Notice that I’ve deliberately stayed at a high level to illustrate how this is done. If I was working for a particular company, and on a particular product code or set of product codes, the analysis would be much more specific. But I wanted to show how this works without embarrassing any one company or set of companies regarding the quality of their products.
The purpose of this is to illustrate how quality information can be gleaned from the text portion of MDRs. Topic modeling will seize on very specific words that are unique to a given product type, and summarize the number of MDRs where that topic is discussed within that product code. This can be useful for companies that make medical devices that produce – across the industry – many MDRs. Rather than reading every single MDR filed by your competitors, topic modeling will give you a sense of what the topics are within that product code.
Topic modeling will also show where topics are common to multiple product categories. The utility of finding those topics is in then examining how products in the other categories are addressing the quality problem. It may be that companies that make other products that suffer from the same problem have come up with useful solutions that you can import for your own products.
Admittedly topic 15 seems to focus on where implants may require surgery as a result of some malfunction. Some of the products within that set of products may suffer from defects involving electronic leads, while others may not. It is certainly possible to sort the MDRs by the inclusion of a specific words such as “lead.” Further, given the natural language processing tools available, we can sort by those MDRs where the word “lead” is used as a noun versus those where it is used as a verb. For that, we use the Python library called spacey.
Natural language processing offers a variety of tools that help us glean insights from large databases, in this case MDRs, which might number in the millions in a given year.
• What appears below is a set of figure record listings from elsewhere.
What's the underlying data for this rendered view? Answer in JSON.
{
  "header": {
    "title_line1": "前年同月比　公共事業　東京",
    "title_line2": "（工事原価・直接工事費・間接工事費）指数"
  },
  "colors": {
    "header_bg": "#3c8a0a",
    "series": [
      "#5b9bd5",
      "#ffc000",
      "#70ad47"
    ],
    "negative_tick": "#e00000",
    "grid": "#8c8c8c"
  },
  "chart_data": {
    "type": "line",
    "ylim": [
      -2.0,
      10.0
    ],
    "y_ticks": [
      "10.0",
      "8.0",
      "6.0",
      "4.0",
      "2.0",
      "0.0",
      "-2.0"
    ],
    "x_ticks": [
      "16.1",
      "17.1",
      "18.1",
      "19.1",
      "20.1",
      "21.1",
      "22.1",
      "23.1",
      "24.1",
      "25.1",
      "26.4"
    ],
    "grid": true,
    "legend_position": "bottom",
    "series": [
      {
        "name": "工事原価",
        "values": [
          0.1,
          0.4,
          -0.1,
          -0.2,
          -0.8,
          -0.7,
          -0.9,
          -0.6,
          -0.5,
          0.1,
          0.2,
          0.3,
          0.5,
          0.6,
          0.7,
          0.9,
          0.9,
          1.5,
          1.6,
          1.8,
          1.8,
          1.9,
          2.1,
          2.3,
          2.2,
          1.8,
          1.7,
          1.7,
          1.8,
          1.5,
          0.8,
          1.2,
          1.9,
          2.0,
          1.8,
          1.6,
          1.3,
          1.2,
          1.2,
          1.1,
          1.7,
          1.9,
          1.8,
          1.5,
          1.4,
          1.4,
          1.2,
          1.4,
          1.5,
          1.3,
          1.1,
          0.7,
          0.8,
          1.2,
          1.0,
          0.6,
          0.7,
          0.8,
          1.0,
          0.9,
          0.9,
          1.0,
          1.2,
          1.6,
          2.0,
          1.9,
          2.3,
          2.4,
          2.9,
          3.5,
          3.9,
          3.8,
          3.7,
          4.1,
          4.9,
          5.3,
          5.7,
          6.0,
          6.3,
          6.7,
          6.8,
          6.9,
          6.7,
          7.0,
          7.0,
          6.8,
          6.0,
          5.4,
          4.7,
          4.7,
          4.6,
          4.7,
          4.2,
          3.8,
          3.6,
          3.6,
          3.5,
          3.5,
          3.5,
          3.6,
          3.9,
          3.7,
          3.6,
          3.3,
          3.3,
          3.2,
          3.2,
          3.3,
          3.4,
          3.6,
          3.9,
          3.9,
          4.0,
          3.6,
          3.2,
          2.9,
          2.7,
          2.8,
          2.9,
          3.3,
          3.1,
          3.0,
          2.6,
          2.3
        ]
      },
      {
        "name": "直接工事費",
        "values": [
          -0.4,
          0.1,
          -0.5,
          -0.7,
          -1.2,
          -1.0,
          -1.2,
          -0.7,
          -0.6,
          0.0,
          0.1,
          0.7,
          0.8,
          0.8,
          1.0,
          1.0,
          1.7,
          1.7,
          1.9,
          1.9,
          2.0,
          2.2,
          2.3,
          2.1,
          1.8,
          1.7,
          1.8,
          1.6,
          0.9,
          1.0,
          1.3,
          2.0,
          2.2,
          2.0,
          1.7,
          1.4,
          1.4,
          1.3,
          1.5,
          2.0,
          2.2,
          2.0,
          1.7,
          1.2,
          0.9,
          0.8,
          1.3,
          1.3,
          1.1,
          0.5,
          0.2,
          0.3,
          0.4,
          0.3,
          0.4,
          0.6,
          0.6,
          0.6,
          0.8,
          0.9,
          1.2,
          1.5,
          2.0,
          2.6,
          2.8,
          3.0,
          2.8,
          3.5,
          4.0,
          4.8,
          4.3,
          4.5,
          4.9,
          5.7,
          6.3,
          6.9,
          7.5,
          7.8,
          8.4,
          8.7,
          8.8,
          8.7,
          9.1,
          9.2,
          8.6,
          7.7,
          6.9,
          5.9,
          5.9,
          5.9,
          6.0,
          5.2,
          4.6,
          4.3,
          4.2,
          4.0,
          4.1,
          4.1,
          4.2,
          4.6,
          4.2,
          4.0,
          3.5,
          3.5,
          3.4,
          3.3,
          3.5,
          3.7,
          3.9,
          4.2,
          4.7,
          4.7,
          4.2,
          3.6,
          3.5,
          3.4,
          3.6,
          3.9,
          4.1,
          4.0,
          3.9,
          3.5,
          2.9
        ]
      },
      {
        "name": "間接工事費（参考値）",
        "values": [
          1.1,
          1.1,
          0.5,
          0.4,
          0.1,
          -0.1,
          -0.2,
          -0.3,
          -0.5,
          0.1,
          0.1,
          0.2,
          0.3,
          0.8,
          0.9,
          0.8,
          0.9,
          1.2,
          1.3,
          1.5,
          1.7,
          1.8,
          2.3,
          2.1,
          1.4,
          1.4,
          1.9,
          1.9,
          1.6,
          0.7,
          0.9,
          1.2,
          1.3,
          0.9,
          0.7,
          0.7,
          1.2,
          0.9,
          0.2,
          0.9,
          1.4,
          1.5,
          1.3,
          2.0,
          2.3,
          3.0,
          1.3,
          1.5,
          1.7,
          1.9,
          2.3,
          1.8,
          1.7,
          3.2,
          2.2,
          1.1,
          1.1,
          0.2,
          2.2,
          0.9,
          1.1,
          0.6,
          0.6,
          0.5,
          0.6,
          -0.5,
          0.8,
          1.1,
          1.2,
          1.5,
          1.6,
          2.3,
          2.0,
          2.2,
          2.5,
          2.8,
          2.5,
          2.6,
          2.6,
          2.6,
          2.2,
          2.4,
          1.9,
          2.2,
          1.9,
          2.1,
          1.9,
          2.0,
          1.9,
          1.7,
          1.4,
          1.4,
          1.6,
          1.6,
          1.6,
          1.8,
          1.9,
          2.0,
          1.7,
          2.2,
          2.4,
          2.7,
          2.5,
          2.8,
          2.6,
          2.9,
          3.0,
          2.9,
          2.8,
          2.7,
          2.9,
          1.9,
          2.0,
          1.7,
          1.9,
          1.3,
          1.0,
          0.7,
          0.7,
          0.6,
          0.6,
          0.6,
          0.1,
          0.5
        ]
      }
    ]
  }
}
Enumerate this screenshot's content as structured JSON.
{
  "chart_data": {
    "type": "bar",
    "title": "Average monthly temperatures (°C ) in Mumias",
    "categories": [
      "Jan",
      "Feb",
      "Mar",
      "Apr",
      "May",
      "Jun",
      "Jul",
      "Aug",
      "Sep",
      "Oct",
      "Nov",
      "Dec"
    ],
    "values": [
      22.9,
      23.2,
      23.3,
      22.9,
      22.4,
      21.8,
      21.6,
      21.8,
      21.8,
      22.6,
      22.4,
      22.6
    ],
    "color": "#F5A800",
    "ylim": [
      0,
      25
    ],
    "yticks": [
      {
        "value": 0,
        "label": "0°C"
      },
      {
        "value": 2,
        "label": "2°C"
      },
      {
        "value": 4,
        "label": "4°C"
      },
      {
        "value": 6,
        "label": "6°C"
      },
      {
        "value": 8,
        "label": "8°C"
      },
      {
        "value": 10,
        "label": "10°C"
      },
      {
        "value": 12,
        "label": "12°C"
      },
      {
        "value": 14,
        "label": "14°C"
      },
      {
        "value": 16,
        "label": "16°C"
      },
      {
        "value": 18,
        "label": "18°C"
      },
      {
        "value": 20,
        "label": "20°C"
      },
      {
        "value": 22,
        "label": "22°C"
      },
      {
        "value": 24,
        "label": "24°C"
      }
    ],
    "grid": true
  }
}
These insights allow companies to learn from the experiences of others, both competitors who make the same product and other medical device companies that make products with similar features or at least similar problems. This post is just the tip of the iceberg. In the context of a particular product, I’ve tried to explain how it’s possible to drill down to more and more specific information that becomes actionable in a quality improvement initiative.